About ncfp

ncfp is a program and accompanying Python package (ncbi_cds_from_protein) that, given a set of protein sequences with appropriate identifier values, retrieves corresponding coding nucleotide sequences from the NCBI nucleotide databases. This is useful, for instance, to help backthread coding sequences onto protein alignments for phylogenetic analyses.

How ncfp works

1. The ncfp program accepts input FASTA sequence files describing protein sequences. These describe a set of queries that will be used to obtain corresponding nucleotide coding sequences, if possible.

Input sequence formats
Please see Input sequence formats.

2. An SQLite cache database is created. This will hold information about the query sequences, and about the data downloaded from NCBI using the input sequence data as queries. The cache enables recovery from interrupted jobs, and reuse of data without needing to transfer across the network again by interrogating the SQLite database directly.

Cache directory
By default, the cache is created in the hidden subdirectory .ncfp_cache, but any location can be specified using the -d or --cachedir arguments.
Cache filename
By default, the cache has a filestem reflecting the date and time that ncfp is run, but this can be changed using the -c or --cachestem arguments.

3. The Biopython Entrez library is used to make a connection to the NCBI sequence databases. Using this connection, the program identifies nucleotide database coding sequence entries that are related to each input protein sequence. The relationship is determined on the basis of either the NCBI accession, or the UniProt gene identifier, depending on the input file.

Batched downloads
By default, ncfp makes queries and downloads sequences in batches of 100. The batch size can be controlled using the arguments -b or --batchsize
Retry attempts
Sometimes network connections are flaky, so by default ncfp will try each request up to 10 times. The number of retries can be controlled with the -r or --retries arguments.

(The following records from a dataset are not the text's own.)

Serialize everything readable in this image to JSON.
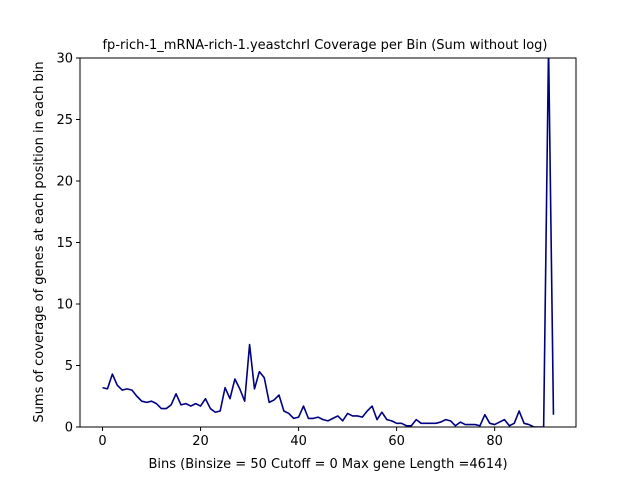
{
  "chart_data": {
    "type": "line",
    "title": "fp-rich-1_mRNA-rich-1.yeastchrI Coverage per Bin (Sum without log)",
    "xlabel": "Bins  (Binsize = 50 Cutoff = 0 Max gene Length =4614)",
    "ylabel": "Sums of coverage of genes at each position in each bin",
    "xlim": [
      -4.6,
      96.6
    ],
    "ylim": [
      0,
      30
    ],
    "x_ticks": [
      0,
      20,
      40,
      60,
      80
    ],
    "y_ticks": [
      0,
      5,
      10,
      15,
      20,
      25,
      30
    ],
    "grid": false,
    "line_color": "#000080",
    "x": [
      0,
      1,
      2,
      3,
      4,
      5,
      6,
      7,
      8,
      9,
      10,
      11,
      12,
      13,
      14,
      15,
      16,
      17,
      18,
      19,
      20,
      21,
      22,
      23,
      24,
      25,
      26,
      27,
      28,
      29,
      30,
      31,
      32,
      33,
      34,
      35,
      36,
      37,
      38,
      39,
      40,
      41,
      42,
      43,
      44,
      45,
      46,
      47,
      48,
      49,
      50,
      51,
      52,
      53,
      54,
      55,
      56,
      57,
      58,
      59,
      60,
      61,
      62,
      63,
      64,
      65,
      66,
      67,
      68,
      69,
      70,
      71,
      72,
      73,
      74,
      75,
      76,
      77,
      78,
      79,
      80,
      81,
      82,
      83,
      84,
      85,
      86,
      87,
      88,
      89,
      90,
      91,
      92
    ],
    "values": [
      3.2,
      3.1,
      4.3,
      3.4,
      3.0,
      3.1,
      3.0,
      2.5,
      2.1,
      2.0,
      2.1,
      1.9,
      1.5,
      1.5,
      1.8,
      2.7,
      1.8,
      1.9,
      1.7,
      1.9,
      1.7,
      2.3,
      1.5,
      1.2,
      1.3,
      3.2,
      2.3,
      3.9,
      3.1,
      2.1,
      6.7,
      3.1,
      4.5,
      4.0,
      2.0,
      2.2,
      2.6,
      1.3,
      1.1,
      0.7,
      0.8,
      1.7,
      0.7,
      0.7,
      0.8,
      0.6,
      0.5,
      0.7,
      0.9,
      0.5,
      1.1,
      0.9,
      0.9,
      0.8,
      1.3,
      1.7,
      0.6,
      1.2,
      0.6,
      0.5,
      0.3,
      0.3,
      0.1,
      0.1,
      0.6,
      0.3,
      0.3,
      0.3,
      0.3,
      0.4,
      0.6,
      0.5,
      0.1,
      0.4,
      0.2,
      0.2,
      0.2,
      0.1,
      1.0,
      0.3,
      0.2,
      0.4,
      0.6,
      0.1,
      0.3,
      1.3,
      0.3,
      0.2,
      0.0,
      0.0,
      0.0,
      31.0,
      1.0
    ]
  }
}
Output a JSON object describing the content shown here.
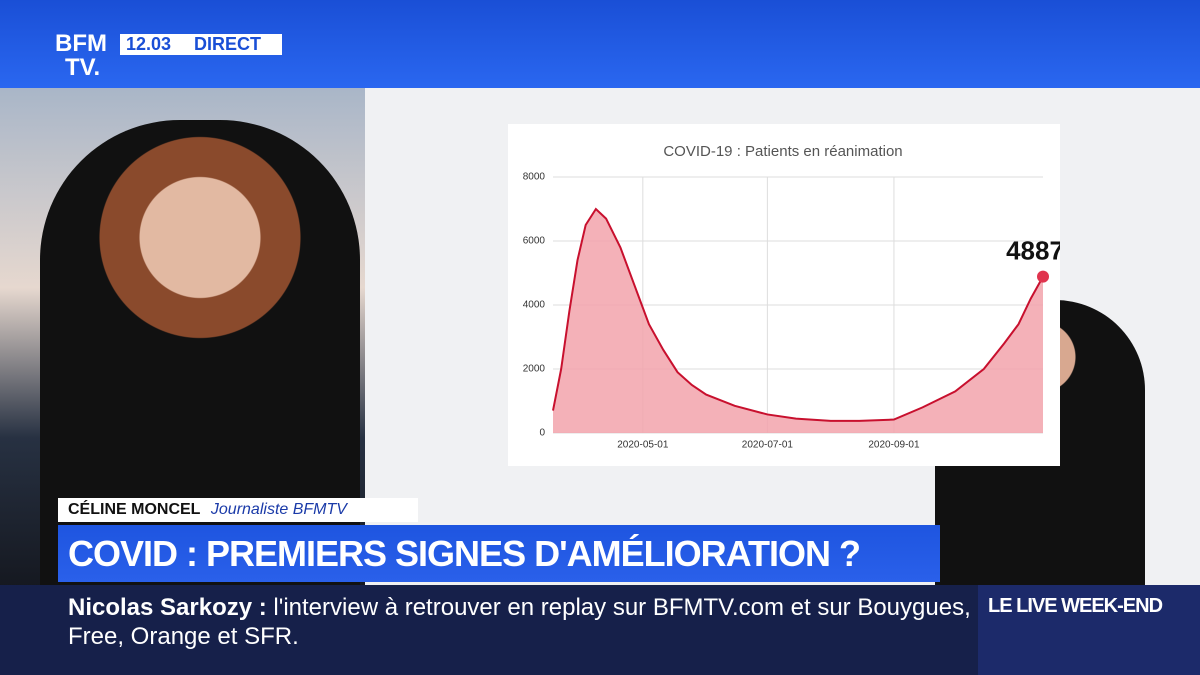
{
  "header": {
    "logo_top": "BFM",
    "logo_bottom": "TV.",
    "time": "12.03",
    "live": "DIRECT"
  },
  "guest": {
    "name": "CÉLINE MONCEL",
    "role": "Journaliste BFMTV"
  },
  "headline": "COVID : PREMIERS SIGNES D'AMÉLIORATION ?",
  "ticker": {
    "speaker": "Nicolas Sarkozy :",
    "text": "l'interview à retrouver en replay sur BFMTV.com et sur Bouygues, Free, Orange et SFR.",
    "program": "LE LIVE WEEK-END"
  },
  "chart_data": {
    "type": "area",
    "title": "COVID-19 : Patients en réanimation",
    "x": [
      "2020-03-18",
      "2020-03-22",
      "2020-03-26",
      "2020-03-30",
      "2020-04-03",
      "2020-04-08",
      "2020-04-13",
      "2020-04-20",
      "2020-04-27",
      "2020-05-04",
      "2020-05-11",
      "2020-05-18",
      "2020-05-25",
      "2020-06-01",
      "2020-06-15",
      "2020-07-01",
      "2020-07-15",
      "2020-08-01",
      "2020-08-15",
      "2020-09-01",
      "2020-09-15",
      "2020-10-01",
      "2020-10-15",
      "2020-10-25",
      "2020-11-01",
      "2020-11-07",
      "2020-11-13"
    ],
    "values": [
      700,
      2000,
      3800,
      5400,
      6500,
      7000,
      6700,
      5800,
      4600,
      3400,
      2600,
      1900,
      1500,
      1200,
      850,
      580,
      450,
      380,
      380,
      420,
      800,
      1300,
      2000,
      2800,
      3400,
      4200,
      4887
    ],
    "color": "#c8102e",
    "fill": "#f2a3ab",
    "xlim": [
      "2020-03-18",
      "2020-11-13"
    ],
    "xticks": [
      "2020-05-01",
      "2020-07-01",
      "2020-09-01"
    ],
    "ylim": [
      0,
      8000
    ],
    "yticks": [
      0,
      2000,
      4000,
      6000,
      8000
    ],
    "grid": true
  }
}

4. If the results of each NCBI query are not already present in the cache, they are downloaded and recorded in the cache as header information. Some specific data are extracted, (sequence length, taxonomy, etc.)

5. The shortest available complete coding sequence [1] that recapitulates each input protein sequence is identified. If the sequence is not already present in the cache, it is downloaded.

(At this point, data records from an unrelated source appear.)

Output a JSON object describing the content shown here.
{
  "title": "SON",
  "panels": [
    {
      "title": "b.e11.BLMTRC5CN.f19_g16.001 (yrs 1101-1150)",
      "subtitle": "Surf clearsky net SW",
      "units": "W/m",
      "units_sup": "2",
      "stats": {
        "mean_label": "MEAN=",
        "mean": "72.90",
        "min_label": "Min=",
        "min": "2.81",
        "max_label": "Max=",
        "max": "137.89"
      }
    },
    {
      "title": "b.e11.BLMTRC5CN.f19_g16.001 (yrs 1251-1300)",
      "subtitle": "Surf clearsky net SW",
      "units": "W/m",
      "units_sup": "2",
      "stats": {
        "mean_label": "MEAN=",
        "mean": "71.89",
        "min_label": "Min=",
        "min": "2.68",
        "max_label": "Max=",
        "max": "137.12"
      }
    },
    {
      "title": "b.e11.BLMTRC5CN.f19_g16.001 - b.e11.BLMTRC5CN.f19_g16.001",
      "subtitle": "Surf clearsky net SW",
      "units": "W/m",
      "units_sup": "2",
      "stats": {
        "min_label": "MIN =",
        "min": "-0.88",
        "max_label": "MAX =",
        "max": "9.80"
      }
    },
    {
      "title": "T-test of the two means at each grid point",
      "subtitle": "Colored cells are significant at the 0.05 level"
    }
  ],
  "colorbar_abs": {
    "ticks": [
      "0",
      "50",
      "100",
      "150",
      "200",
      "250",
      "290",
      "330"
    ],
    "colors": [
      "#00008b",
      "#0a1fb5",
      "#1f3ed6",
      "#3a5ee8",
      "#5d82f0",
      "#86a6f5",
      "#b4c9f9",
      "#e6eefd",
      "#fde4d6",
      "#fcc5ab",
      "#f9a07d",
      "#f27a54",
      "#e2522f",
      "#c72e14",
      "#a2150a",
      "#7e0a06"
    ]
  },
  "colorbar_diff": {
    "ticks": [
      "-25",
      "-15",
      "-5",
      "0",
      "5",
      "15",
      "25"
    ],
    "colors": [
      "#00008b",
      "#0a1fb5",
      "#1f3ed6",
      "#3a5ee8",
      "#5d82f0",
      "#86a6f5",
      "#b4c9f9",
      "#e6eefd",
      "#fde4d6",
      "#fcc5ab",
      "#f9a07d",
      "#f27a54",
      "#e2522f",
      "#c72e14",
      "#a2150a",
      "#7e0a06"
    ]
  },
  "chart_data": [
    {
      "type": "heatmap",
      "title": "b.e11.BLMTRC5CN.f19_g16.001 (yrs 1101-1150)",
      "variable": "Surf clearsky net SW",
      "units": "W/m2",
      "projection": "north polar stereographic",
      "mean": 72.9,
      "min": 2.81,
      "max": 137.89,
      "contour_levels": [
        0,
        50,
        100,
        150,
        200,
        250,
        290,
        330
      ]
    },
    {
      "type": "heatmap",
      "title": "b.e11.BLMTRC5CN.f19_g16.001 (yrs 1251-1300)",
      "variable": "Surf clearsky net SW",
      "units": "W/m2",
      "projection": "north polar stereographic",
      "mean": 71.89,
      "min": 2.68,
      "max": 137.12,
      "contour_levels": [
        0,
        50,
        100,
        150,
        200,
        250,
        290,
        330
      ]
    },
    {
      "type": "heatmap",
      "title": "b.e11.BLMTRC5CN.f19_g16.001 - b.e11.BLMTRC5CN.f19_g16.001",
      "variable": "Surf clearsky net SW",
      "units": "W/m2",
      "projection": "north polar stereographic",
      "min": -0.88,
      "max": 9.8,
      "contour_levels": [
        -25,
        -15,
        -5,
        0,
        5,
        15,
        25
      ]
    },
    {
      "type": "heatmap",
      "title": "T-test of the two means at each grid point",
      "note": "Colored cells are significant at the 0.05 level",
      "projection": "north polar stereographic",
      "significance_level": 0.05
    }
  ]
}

6. Pairs of protein and corresponding coding sequences are written to two files: one for nucleotide sequences, and one for protein sequences. Sequences are written to each file in the same order, so they can be used for backtranslation with a tool such as T-Coffee. If any proteins could not be matched to their coding sequence at NCBI, they are written to a third file.

Output filenames
The filestem for the paired protein and coding sequence files is always suffixed by _aa or _nt, depending on the type of sequence being written. The filestem is ncfp by default, but this can be controlled with the --filestem argument.
Skipped sequences filename
By default, the protein sequences for which a coding sequence could not be found are written to the skipped.fas file. An alternative path can be provided with the --skippedfile argument.

Footnotes

[1]We require the complete coding sequence, but if we can use a shorter sequence than the complete genome, we do to save bandwidth.